Evet! Böyle bir eğitim bu... Ama biz ne yapıyoruz? Orman haftası, Sağlık haftası, şu günü bu günü deyip adeta boşa geçiriyoruz Cuma`ları. En dini konularda bile hutbe metni o kadar tatsız tutsuz ki! Kendimi akademik bir toplantıda hissediyorum. Hala fark etmediyseniz bundan sonra iyi dikkat edin, bir de kendinize sorun, dinlediğiniz onca hutbeden aklınızda kalan bir başlık, bir cümle var mı? İşinizden çıkıyorsunuz, dükkânınızı kapatıp geliyorsunuz camiye hem namazınızı eda edecek hem birkaç şey dinlemiş olacaksınız dininiz adına. O da ne! Orman haftası! Çimlere basmayalım aziz cemaat diye başlıyor Hoca Efendi... Diyanet İşleri Başkanlığı Haziran 2006’da hutbelerin hazırlanmasını İl Müftülüklerine devretmiş. İyi de etmiş, yani tek merkezden gönderilip Edirne ve Kars`ta aynı hutbe okunmuyor artık. Peki ya zihniyette bir değişiklik var mı? Nedir o zihniyet? “Suyun üstünden gitme zihniyeti.” Günün tam ortasında, hayata yarım saatlik ara vermiş insanlara biraz dininden bahsedin be kardeşim! Ankara Müftülüğü`nce hazırlanıp Kocatepe Camii`nde okunan birkaç hutbe başlığı örneğin: “ Sağlığımızı koruyalım, Çevre sorumluluğu, İnsan sağlığı, Cumhuriyet fazilettir, Enerji tasarrufu ve israf.”

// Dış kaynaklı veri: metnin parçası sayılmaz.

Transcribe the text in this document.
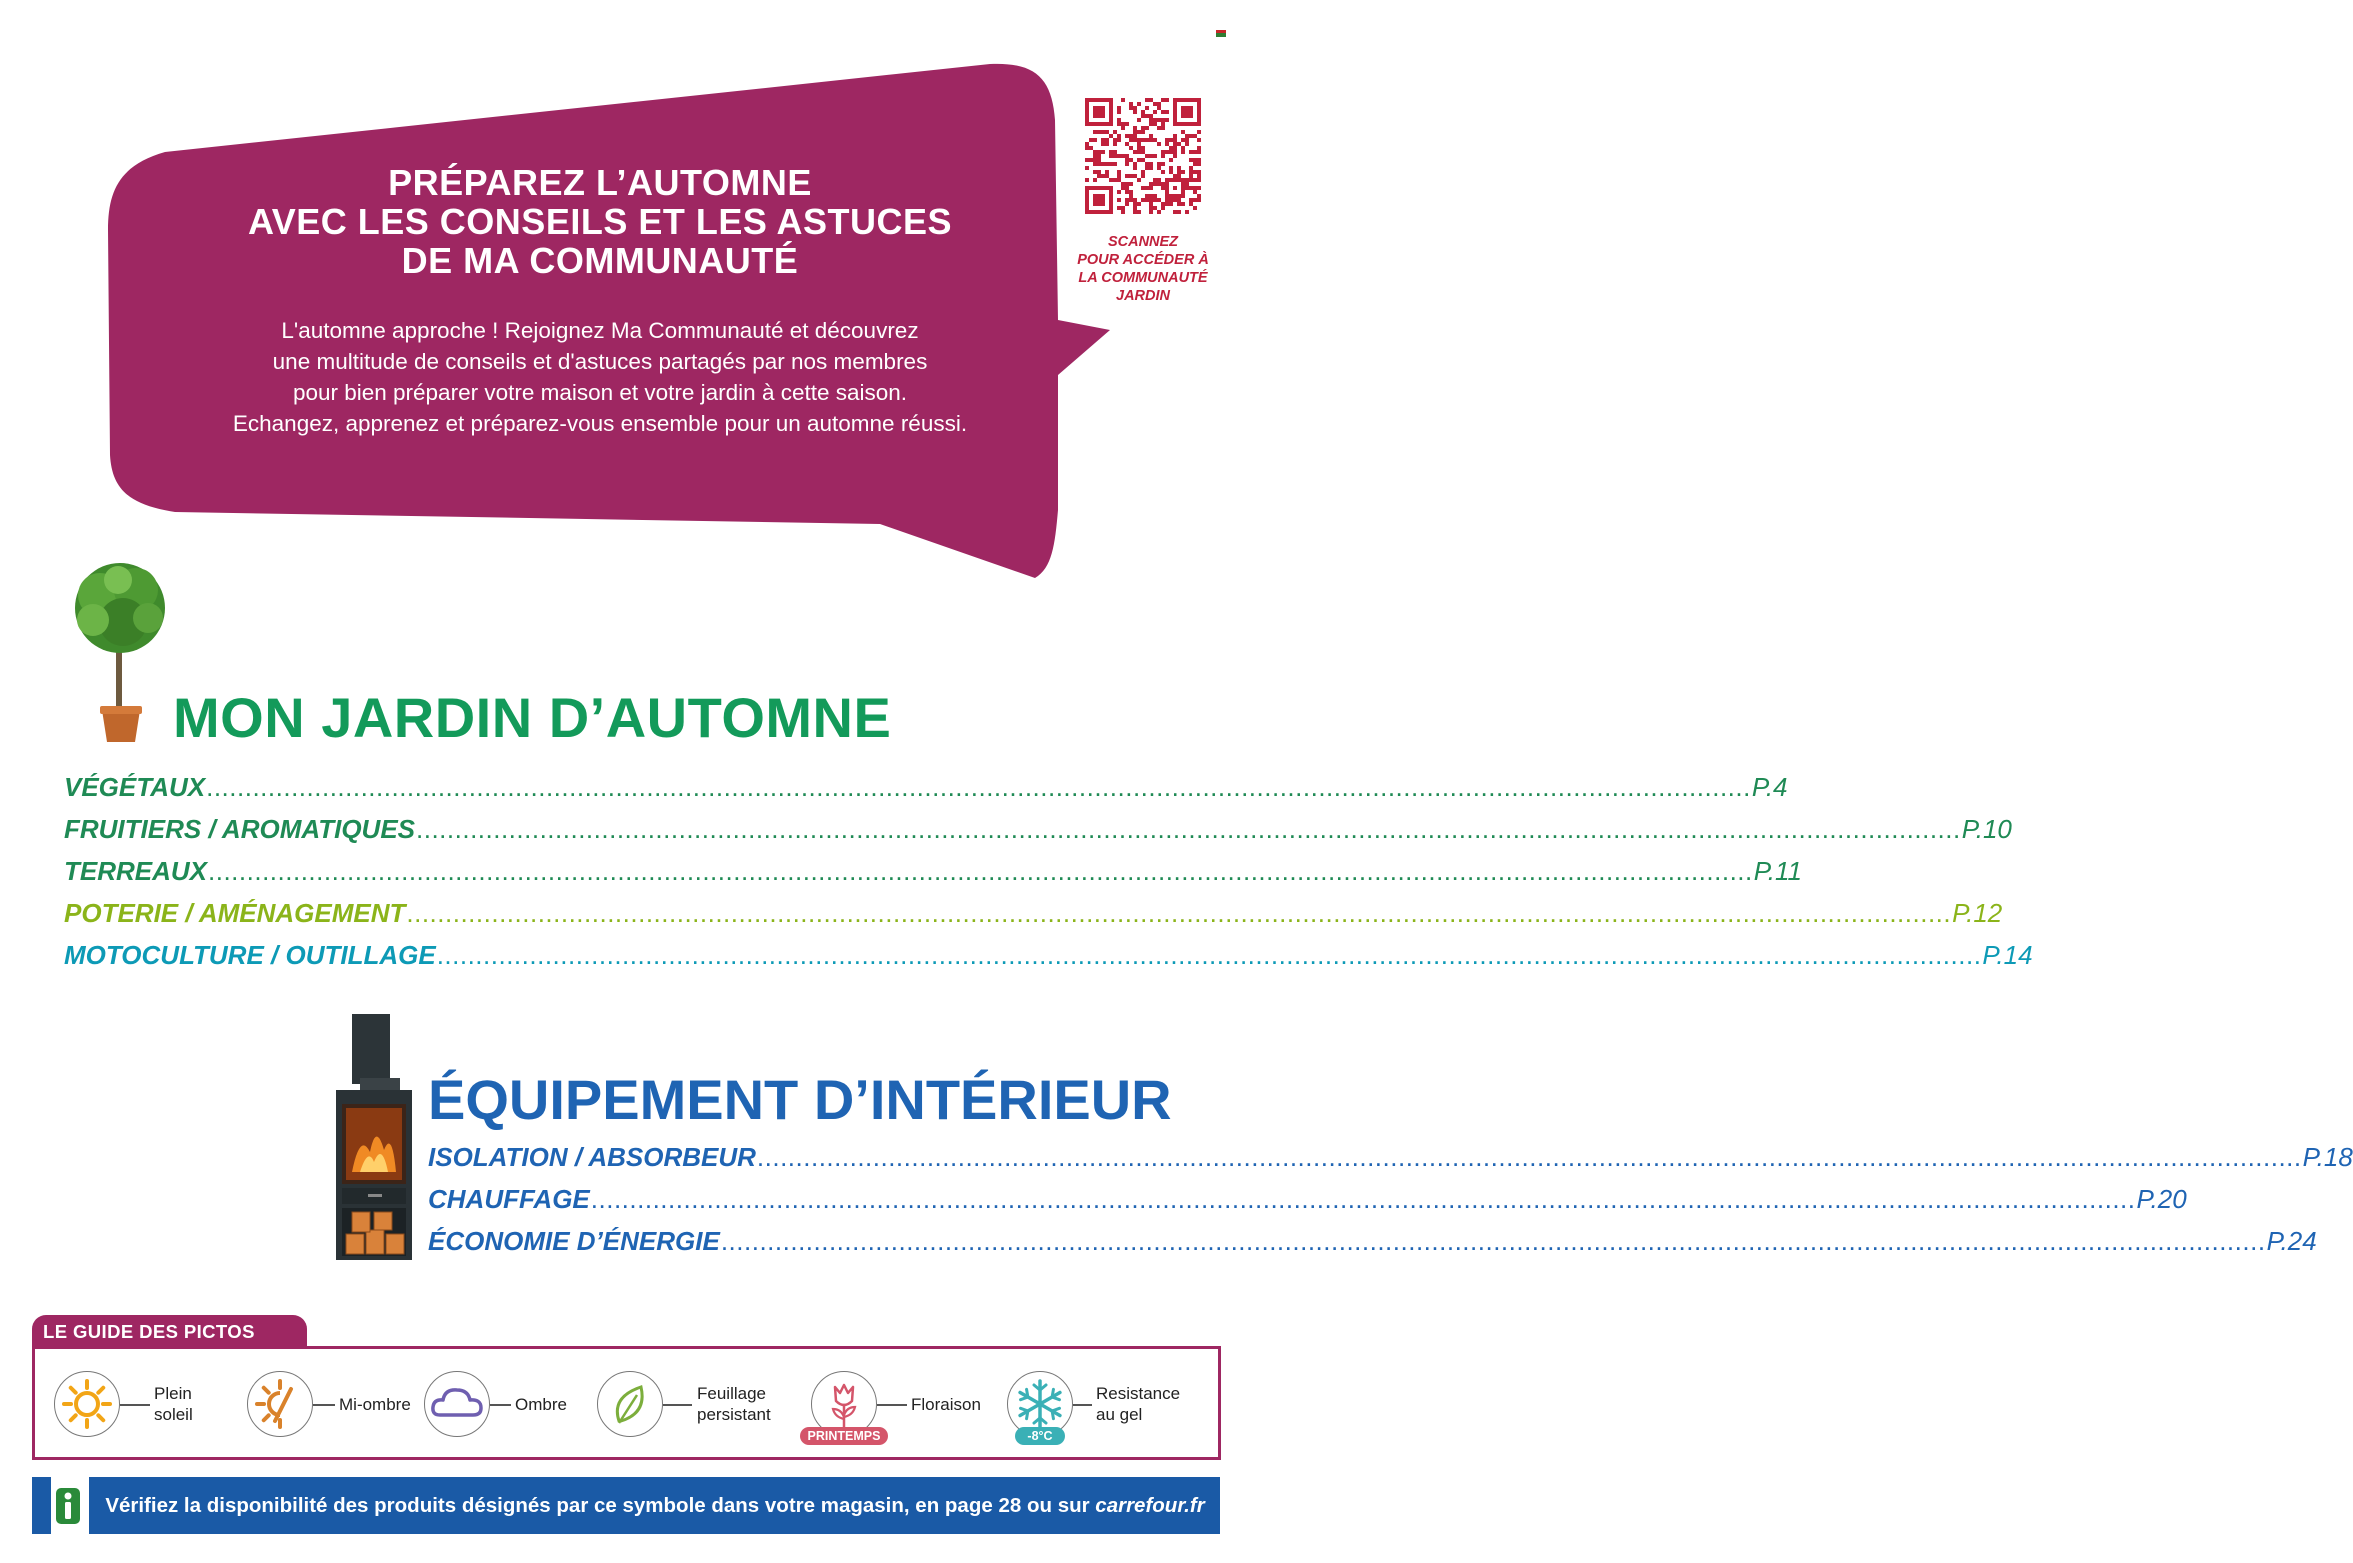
PRÉPAREZ L’AUTOMNE
AVEC LES CONSEILS ET LES ASTUCES
DE MA COMMUNAUTÉ
L'automne approche ! Rejoignez Ma Communauté et découvrez
une multitude de conseils et d'astuces partagés par nos membres
pour bien préparer votre maison et votre jardin à cette saison.
Echangez, apprenez et préparez-vous ensemble pour un automne réussi.
SCANNEZ
POUR ACCÉDER À
LA COMMUNAUTÉ
JARDIN
MON JARDIN D’AUTOMNE
VÉGÉTAUX ........................................................................................................................................................................................................ P.4
FRUITIERS / AROMATIQUES ........................................................................................................................................................................................................ P.10
TERREAUX ........................................................................................................................................................................................................ P.11
POTERIE / AMÉNAGEMENT ........................................................................................................................................................................................................ P.12
MOTOCULTURE / OUTILLAGE ........................................................................................................................................................................................................ P.14
ÉQUIPEMENT D’INTÉRIEUR
ISOLATION / ABSORBEUR ........................................................................................................................................................................................................ P.18
CHAUFFAGE ........................................................................................................................................................................................................ P.20
ÉCONOMIE D’ÉNERGIE ........................................................................................................................................................................................................ P.24
LE GUIDE DES PICTOS
Plein
soleil
Mi-ombre	Ombre
Feuillage
persistant
Floraison
PRINTEMPS
Resistance
au gel
-8°C
Vérifiez la disponibilité des produits désignés par ce symbole dans votre magasin, en page 28 ou sur carrefour.fr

“Ilımlı İslam”, “Bop” falan diye söze başlayan biri varsa kaçarım oradan ben. Yani ucuz siyaset yapıp “bunlar ılımlı İslam projesinin sonuçları” falan demem. İnanmıyorum bu yorumlara. Hele adaşım Taha Süha`nın “CIA Genç Dergisini de dinliyor mu acaba?” sözünden sonra. :) Ama şöyle bir örnek geldi aklıma şimdi: Mevlana Hz`lerini -sadece- kültürel bir imge olarak kullanmak mesela, varım buna, göz önündeki olayı, toplumsal gerçekliği anlat yeter ki! Ramazan ayında ünlü bir popçu kızımızın Mesnevi’ye sempati duyması ve birkaç okuma yapması ramazan programı sunması için yeterli olabiliyor, derin fıkhî konularda ekranlarda hocalarla tartışmaya girişebiliyor.

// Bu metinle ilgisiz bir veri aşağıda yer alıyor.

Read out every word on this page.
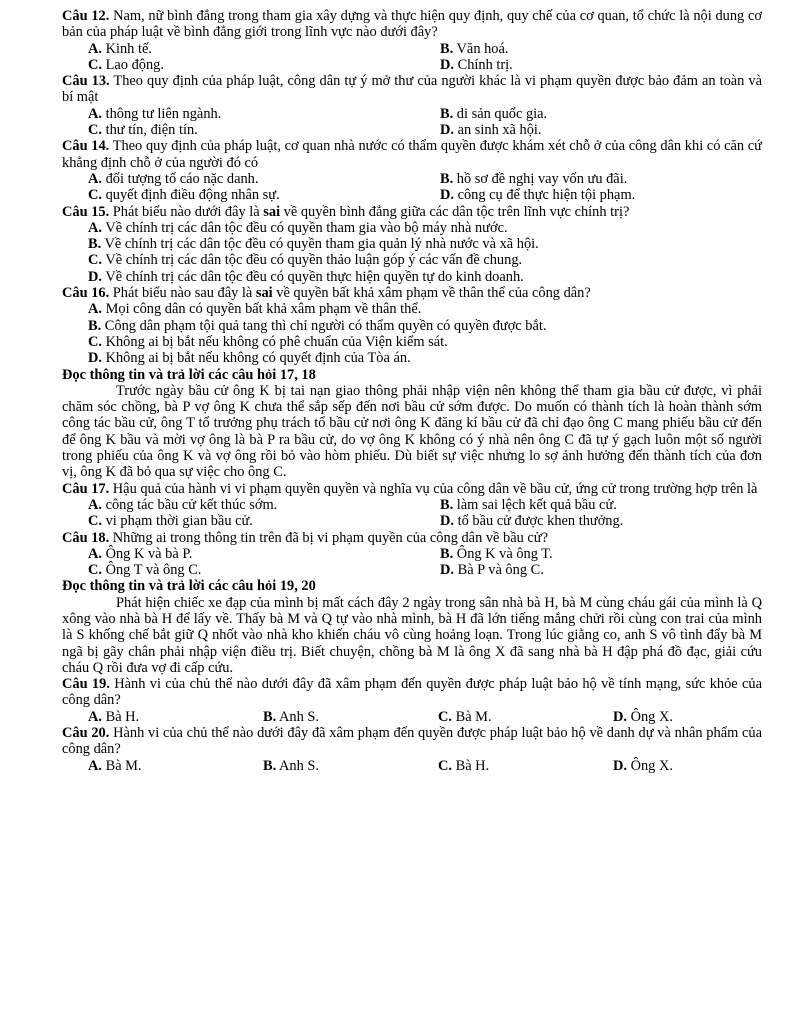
Câu 12. Nam, nữ bình đẳng trong tham gia xây dựng và thực hiện quy định, quy chế của cơ quan, tổ chức là nội dung cơ bản của pháp luật về bình đẳng giới trong lĩnh vực nào dưới đây?
A. Kinh tế.	B. Văn hoá.
C. Lao động.	D. Chính trị.
Câu 13. Theo quy định của pháp luật, công dân tự ý mở thư của người khác là vi phạm quyền được bảo đảm an toàn và bí mật
A. thông tư liên ngành.	B. di sản quốc gia.
C. thư tín, điện tín.	D. an sinh xã hội.
Câu 14. Theo quy định của pháp luật, cơ quan nhà nước có thẩm quyền được khám xét chỗ ở của công dân khi có căn cứ khẳng định chỗ ở của người đó có
A. đối tượng tố cáo nặc danh.	B. hồ sơ đề nghị vay vốn ưu đãi.
C. quyết định điều động nhân sự.	D. công cụ để thực hiện tội phạm.
Câu 15. Phát biểu nào dưới đây là sai về quyền bình đẳng giữa các dân tộc trên lĩnh vực chính trị?
A. Về chính trị các dân tộc đều có quyền tham gia vào bộ máy nhà nước.
B. Về chính trị các dân tộc đều có quyền tham gia quản lý nhà nước và xã hội.
C. Về chính trị các dân tộc đều có quyền thảo luận góp ý các vấn đề chung.
D. Về chính trị các dân tộc đều có quyền thực hiện quyền tự do kinh doanh.
Câu 16. Phát biểu nào sau đây là sai về quyền bất khả xâm phạm về thân thể của công dân?
A. Mọi công dân có quyền bất khả xâm phạm về thân thể.
B. Công dân phạm tội quả tang thì chỉ người có thẩm quyền có quyền được bắt.
C. Không ai bị bắt nếu không có phê chuẩn của Viện kiểm sát.
D. Không ai bị bắt nếu không có quyết định của Tòa án.
Đọc thông tin và trả lời các câu hỏi 17, 18
Trước ngày bầu cử ông K bị tai nạn giao thông phải nhập viện nên không thể tham gia bầu cử được, vì phải chăm sóc chồng, bà P vợ ông K chưa thể sắp sếp đến nơi bầu cử sớm được. Do muốn có thành tích là hoàn thành sớm công tác bầu cử, ông T tổ trưởng phụ trách tổ bầu cử nơi ông K đăng kí bầu cử đã chỉ đạo ông C mang phiếu bầu cử đến để ông K bầu và mời vợ ông là bà P ra bầu cử, do vợ ông K không có ý nhà nên ông C đã tự ý gạch luôn một số người trong phiếu của ông K và vợ ông rồi bỏ vào hòm phiếu. Dù biết sự việc nhưng lo sợ ảnh hưởng đến thành tích của đơn vị, ông K đã bỏ qua sự việc cho ông C.
Câu 17. Hậu quả của hành vi vi phạm quyền quyền và nghĩa vụ của công dân về bầu cử, ứng cử trong trường hợp trên là
A. công tác bầu cử kết thúc sớm.	B. làm sai lệch kết quả bầu cử.
C. vi phạm thời gian bầu cử.	D. tổ bầu cử được khen thưởng.
Câu 18. Những ai trong thông tin trên đã bị vi phạm quyền của công dân về bầu cử?
A. Ông K và bà P.	B. Ông K và ông T.
C. Ông T và ông C.	D. Bà P và ông C.
Đọc thông tin và trả lời các câu hỏi 19, 20
Phát hiện chiếc xe đạp của mình bị mất cách đây 2 ngày trong sân nhà bà H, bà M cùng cháu gái của mình là Q xông vào nhà bà H để lấy về. Thấy bà M và Q tự vào nhà mình, bà H đã lớn tiếng mắng chửi rồi cùng con trai của mình là S khống chế bắt giữ Q nhốt vào nhà kho khiến cháu vô cùng hoảng loạn. Trong lúc giằng co, anh S vô tình đẩy bà M ngã bị gãy chân phải nhập viện điều trị. Biết chuyện, chồng bà M là ông X đã sang nhà bà H đập phá đồ đạc, giải cứu cháu Q rồi đưa vợ đi cấp cứu.
Câu 19. Hành vi của chủ thể nào dưới đây đã xâm phạm đến quyền được pháp luật bảo hộ về tính mạng, sức khỏe của công dân?
A. Bà H.	B. Anh S.	C. Bà M.	D. Ông X.
Câu 20. Hành vi của chủ thể nào dưới đây đã xâm phạm đến quyền được pháp luật bảo hộ về danh dự và nhân phẩm của công dân?
A. Bà M.	B. Anh S.	C. Bà H.	D. Ông X.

Hutbeler bir sistem sorunudur. Devlet vatandaşından, vatandaş da devletinden korkuyor bu ülkede… İşte bir örnek. Önümde Zaman gazetesinin belgeye dayanan bir haberi duruyor. 28 Şubat`ın şanlı (!) Paşası Orgeneral Çevik Bir ÖSS`de uygulanan katsayı uygulamasının mimarıymış! Belgenin orjinalinden alıntılıyorum: “Genelkurmay Başkanlığı`na ulaşan bilgilerden, yükseköğrenim kurumlarına öğrenci seçiminde etkili olan Ortaöğretim başarı puanı uygulamasının irticai gruplarca istismar edildiği öğrenilmiştir.” Bu nedene dayandırılarak katsayı engeli konuyor ortaya.
Kürtçe yayınına başlayan TRT 6 ile Cuma hutbeleri aynı kaderi paylaşıyor aslında. İkisi de devlet denetiminde. Nerede insan orada devlet... Devletimiz var olsun ne diyelim(!)